L’apparition de 1892 est venue, et l’on a vu plusieurs dédoublements. Il en a été de même en 1894. Ainsi l’hypothèse qui subordonne ces géminations aux saisons de Mars est non seulement loin d’être satisfaisante, mais paraît contredite par les faits eux-mêmes.

Un trait caractéristique de l’observation des géminations est que, tandis qu’un observateur consciencieux voit un canal nettement double, un autre, non moins digne de foi, le voit nettement simple. En 1886, M. Perrotin a vu doubles plusieurs canaux que M. Schiaparelli voyait simples. Ce phénomène s’est répété souvent depuis, et, pour ne citer que les dernières observations, nous ajouterons que, tandis que les principaux Membres de la Commission aréographique de la British astronomical Association voyaient, en 1896-1897, l’Orcus double, M. Lowell le décrivait comme « sûrement simple ». Ces faits sont de la plus haute importance, car, en écartant toute idée de réalité attachée aux géminations, ils nous mettent sur la voie de l’origine optique du phénomène.
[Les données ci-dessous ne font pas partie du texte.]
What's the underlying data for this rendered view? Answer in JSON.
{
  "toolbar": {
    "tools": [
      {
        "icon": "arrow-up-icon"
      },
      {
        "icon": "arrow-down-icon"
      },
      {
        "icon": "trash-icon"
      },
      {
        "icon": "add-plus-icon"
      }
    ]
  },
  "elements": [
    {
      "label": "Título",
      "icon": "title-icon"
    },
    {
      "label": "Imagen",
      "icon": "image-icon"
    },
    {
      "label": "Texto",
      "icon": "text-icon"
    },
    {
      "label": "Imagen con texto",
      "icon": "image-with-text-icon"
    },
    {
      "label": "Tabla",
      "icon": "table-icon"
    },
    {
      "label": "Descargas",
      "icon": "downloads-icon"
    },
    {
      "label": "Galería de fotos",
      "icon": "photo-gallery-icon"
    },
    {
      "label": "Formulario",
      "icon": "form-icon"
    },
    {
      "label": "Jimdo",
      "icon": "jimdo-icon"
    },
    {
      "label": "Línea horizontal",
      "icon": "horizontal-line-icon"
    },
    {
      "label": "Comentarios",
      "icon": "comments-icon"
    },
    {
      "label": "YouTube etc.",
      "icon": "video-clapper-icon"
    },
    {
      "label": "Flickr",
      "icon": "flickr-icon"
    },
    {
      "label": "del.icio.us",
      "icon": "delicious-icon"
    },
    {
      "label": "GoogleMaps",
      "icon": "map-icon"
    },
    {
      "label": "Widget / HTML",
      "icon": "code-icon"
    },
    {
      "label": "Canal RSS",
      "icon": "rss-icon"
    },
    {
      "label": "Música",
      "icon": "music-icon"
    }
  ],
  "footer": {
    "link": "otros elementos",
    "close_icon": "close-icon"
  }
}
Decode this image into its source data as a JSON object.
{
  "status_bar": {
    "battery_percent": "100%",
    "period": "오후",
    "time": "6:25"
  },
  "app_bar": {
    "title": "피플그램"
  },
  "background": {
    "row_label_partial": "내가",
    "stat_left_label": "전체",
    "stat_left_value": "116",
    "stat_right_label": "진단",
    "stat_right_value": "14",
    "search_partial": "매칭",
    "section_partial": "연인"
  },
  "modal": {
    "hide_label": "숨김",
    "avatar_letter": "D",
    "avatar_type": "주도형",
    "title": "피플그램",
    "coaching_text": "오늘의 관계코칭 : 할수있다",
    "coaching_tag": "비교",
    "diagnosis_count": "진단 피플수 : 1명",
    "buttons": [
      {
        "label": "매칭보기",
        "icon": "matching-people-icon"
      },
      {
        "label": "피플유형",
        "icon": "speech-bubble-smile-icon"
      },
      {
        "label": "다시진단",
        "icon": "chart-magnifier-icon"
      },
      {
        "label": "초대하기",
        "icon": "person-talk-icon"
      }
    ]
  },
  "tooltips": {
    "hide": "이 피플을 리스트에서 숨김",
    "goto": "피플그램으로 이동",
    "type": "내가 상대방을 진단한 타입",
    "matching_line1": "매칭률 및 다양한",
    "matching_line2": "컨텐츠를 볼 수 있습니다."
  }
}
En 1891, M. A. de Boë a attribué ces dédoublements à des images secondaires qui se formeraient dans l’œil de l’observateur, comme il arrive, en effet, en regardant une ligne droite tracée à l’encre sur un carton blanc placé en deçà ou au delà de la vision précise.

Le principe du dédoublement optique d’une ligne repose sur le fait, signalé par M. l’abbé Moreux, de Bourges, que la vue hors du foyer d’un point (fig. 243)

Fig. 243.Fig. 244
donne lieu à un anneau de diffusion (fig. 244). « D’où, conclut le savant professeur, une succession de points — une ligne — donnera une succession de ces anneaux empiétant les uns sur les autres, c’est-à-dire deux lignes parallèles avec estompage inclus. » M. l’abbé Moreux trouve l’explication de ce fait dans la structure du cristallin de l’œil.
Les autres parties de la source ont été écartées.